Feds look to kill the hydrogen "rainbow"

- Alan Neuhauser, author ofAxios Pro: Climate Deals

Illustration: Gabriella Turrisi/Axios
The Department of Energy is moving to replace “green hydrogen,” “blue hydrogen” and similar color labels with a single Clean Hydrogen Production Standard.
Why it matters: The standard won't be a regulation — but it will help determine which hydrogen projects get federal money. And the DOE has at least $7 billion to dole out.
Driving the news: The DOE last week closed the window to submit feedback on its Clean Hydrogen Production Standard.
Context: The type of energy used to produce hydrogen has traditionally determined whether the hydrogen was low-carbon or not. That’s what created the initial rainbow of labels (green, blue, etc).
- "That connection is becoming more and more flaky," said Bob Hebner, director of the Center for Electromechanics at the University of Texas at Austin, citing better tech as the reason.
Of note: The proposed standard considers life cycle emissions — which means it takes upstream electricity generation and leaks and any downstream sequestration into account.

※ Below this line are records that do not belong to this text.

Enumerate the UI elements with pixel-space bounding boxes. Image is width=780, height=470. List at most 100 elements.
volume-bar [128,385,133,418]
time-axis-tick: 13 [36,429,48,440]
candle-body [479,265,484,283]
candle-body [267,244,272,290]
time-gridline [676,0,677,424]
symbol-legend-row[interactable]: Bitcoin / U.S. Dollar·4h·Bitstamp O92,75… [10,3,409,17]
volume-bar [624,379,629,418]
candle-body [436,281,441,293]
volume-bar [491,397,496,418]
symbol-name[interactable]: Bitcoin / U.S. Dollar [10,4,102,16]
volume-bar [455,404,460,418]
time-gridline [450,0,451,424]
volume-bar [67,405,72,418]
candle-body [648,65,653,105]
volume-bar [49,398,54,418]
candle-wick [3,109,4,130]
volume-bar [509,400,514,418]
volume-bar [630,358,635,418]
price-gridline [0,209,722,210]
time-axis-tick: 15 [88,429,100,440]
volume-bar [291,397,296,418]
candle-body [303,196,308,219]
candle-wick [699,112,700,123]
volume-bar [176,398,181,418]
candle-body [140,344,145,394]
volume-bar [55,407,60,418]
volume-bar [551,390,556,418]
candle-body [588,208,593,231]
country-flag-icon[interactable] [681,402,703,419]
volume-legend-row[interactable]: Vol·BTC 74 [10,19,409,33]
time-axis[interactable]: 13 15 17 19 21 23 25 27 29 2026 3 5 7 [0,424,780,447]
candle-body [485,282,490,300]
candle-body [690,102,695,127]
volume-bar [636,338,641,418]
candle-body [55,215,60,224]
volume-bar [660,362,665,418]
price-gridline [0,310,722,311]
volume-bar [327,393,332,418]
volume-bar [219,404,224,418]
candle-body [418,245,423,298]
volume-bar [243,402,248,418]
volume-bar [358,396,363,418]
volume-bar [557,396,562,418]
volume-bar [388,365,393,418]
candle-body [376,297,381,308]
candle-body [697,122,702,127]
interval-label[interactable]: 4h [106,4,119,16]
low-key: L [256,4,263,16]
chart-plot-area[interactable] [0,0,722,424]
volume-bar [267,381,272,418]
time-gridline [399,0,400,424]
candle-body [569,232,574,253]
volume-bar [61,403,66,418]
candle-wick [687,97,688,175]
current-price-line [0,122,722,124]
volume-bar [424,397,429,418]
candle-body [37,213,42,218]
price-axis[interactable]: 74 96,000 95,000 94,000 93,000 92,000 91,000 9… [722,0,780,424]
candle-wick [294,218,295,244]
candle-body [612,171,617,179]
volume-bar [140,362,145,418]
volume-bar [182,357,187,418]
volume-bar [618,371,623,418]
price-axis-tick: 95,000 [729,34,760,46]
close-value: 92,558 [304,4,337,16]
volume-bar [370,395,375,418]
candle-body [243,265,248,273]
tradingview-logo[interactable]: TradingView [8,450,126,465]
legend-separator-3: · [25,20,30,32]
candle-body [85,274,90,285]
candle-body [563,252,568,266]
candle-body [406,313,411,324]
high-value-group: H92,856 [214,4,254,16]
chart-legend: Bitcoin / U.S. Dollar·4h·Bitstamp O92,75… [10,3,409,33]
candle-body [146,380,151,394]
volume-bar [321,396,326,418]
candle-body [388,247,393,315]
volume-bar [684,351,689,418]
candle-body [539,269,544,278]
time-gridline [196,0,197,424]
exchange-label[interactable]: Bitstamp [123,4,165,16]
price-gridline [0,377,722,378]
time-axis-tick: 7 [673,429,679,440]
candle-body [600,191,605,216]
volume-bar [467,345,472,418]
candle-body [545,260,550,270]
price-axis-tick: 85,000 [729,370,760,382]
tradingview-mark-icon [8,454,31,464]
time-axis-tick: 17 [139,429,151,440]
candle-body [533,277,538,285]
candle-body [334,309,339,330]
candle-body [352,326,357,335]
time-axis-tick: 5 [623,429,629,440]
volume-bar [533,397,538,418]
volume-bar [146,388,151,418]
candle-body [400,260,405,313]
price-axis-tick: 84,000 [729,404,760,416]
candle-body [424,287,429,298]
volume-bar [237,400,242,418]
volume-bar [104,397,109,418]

- The new standard is based on “carbon intensity”: the amount of carbon produced for each kilogram of hydrogen.
- The proposal sets the baseline at 4 kilograms of carbon dioxide-equivalent for each kilogram of hydrogen.
What we're watching: How the standard, once finalized, influences private investment — and whether it sets the stage for a formal, enforceable regulation.